Memo to agency owners and managers:
There is nothing in this article that you don’t already know about.
There is plenty in this article that you aren’t doing anything about.
We’re in the business of building other people’s businesses. In so doing we often neglect to take care of business, our own business that is. Here are ten things agencies do to hurt themselves. If you’re doing any three of them at the same time, you’re itching for a crisis.
- Financing your clients. In other words, not being organized and aggressive about collections. In your efforts to stay on the client’s good side you let them slide on the payment terms in your client-agency agreement (assuming of course that you have an agreement and assuming it delineates payment terms).
- Giving credit where credit is not due. Are you checking and monitoring your clients’ and prospects’ credit ratings? We’re heading into harder times – somebody out there wants to take advantage of you. Verify first, trust a little and then verify some more.
- Believing resumes. We’re in the business of creativity. All too often this extends to resumes. Ask for, i.e., demand references. And then do something really unusual: Call the references. Be creative: engage in a real conversation. Try to get more then just the usual dates of employment and that he/she is a swell person.
- Hiring too soon. Do yourself a favor: Don’t plan ahead. Seriously, we’re all optimists in this business. We assume the clients are going to spend what they say they’re going to spend and we staff up to be good and ready to handle the business. Wait! Unless your people are so over-loaded that they barely function, or you need specialists, you can get by a little longer. When the money starts coming, start hiring.
- Hiring on the cheap. You get what you pay for.
- Nickel-diming on perks. On the other hand, all work and no play makes Jack a dull copywriter. Nice work space, up-to-date technology, fun & food times, time off for wonderful behavior, etc., etc. all add up to create a culture of appreciation. Which for a lot of employees is as important as their salaries.
- Over-spending on “stuff.” Okay, so this sort of contradicts #6, but there’s a fat line between comfort and opulence. This is especially true when it comes to management perks. Treat yourself well, you deserve it. But beware of fostering a Mercedes-only mentality.

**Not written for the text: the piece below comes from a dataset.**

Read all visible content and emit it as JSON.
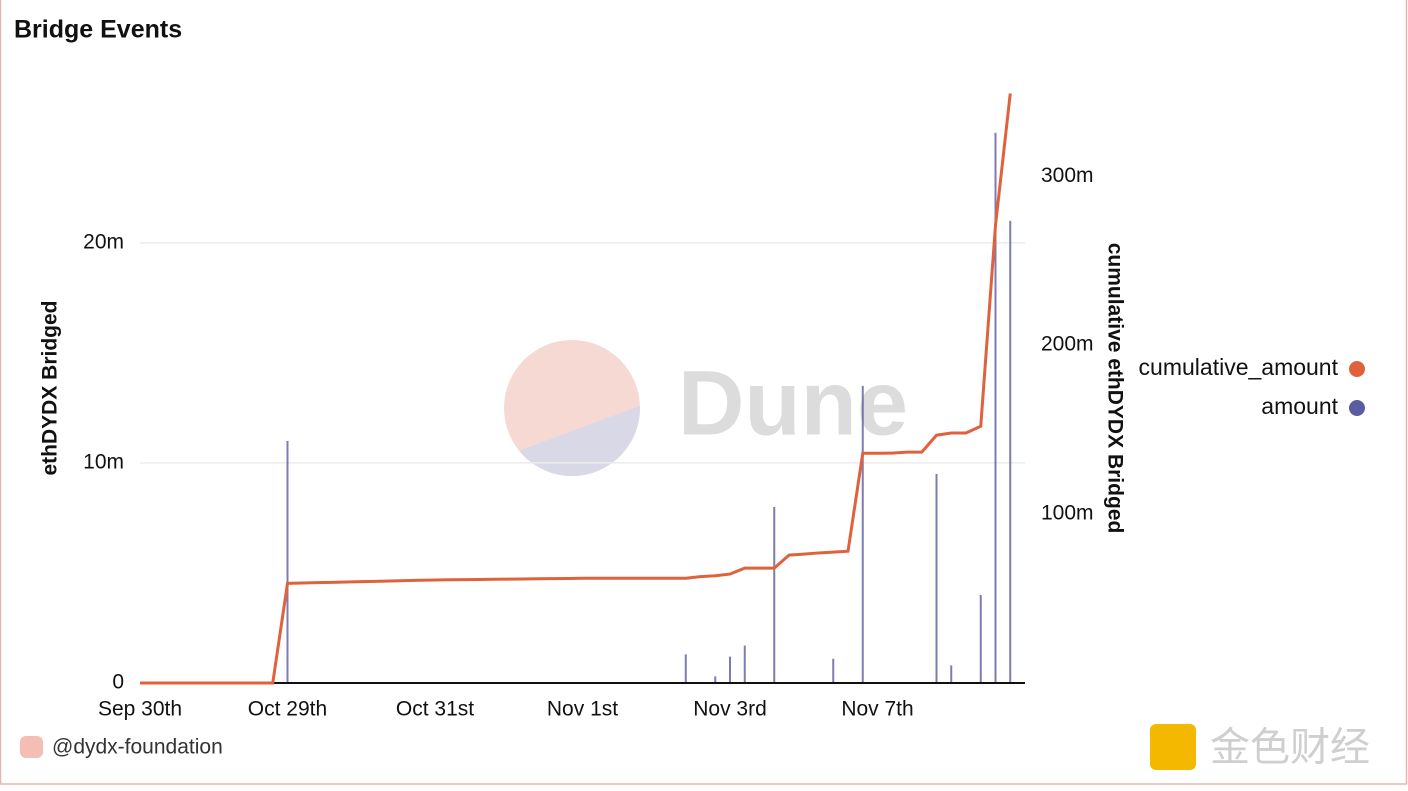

- Over-spending on spec. There are a few brave agencies that refuse to do spec. Bravo to them! But for the other 99% spec can quickly become a black hole into which all profit can fall. If your ideas are good they’ll survive a reasonably costed presentation. If the ideas are bad, no amount of presentation overkill will get you the account.
- Borrowing to survive. Borrowing to finance growth is one thing. Borrowing to stay alive is something else. If you’re in the latter mode you’re already in crisis and immediate surgery is required. Never mind the big new account that will save the day if it comes in, you need to cut out all the fat, and a generous chunk of muscle now. Reality can be a terrible thing. Especially if you refuse to recognize it. Just how are you using that credit line?
- Office envy. An agency’s home is its castle. But if the rent and associated costs of running your castle are near or above 10% of AGI you’re cheating other parts of your business in order to feather an elaborate nest. You’ve only got two choices: Get bigger. Or live smaller.
Needless to say there are a lot more than 10 ways to throw your agency into crisis. My website has a whole catalog of them. All of these are avoidable, if you face up to them. As my high school chemistry teacher told me as I tried to talk my way through of a little creative test-taking: “To thine own self be true.”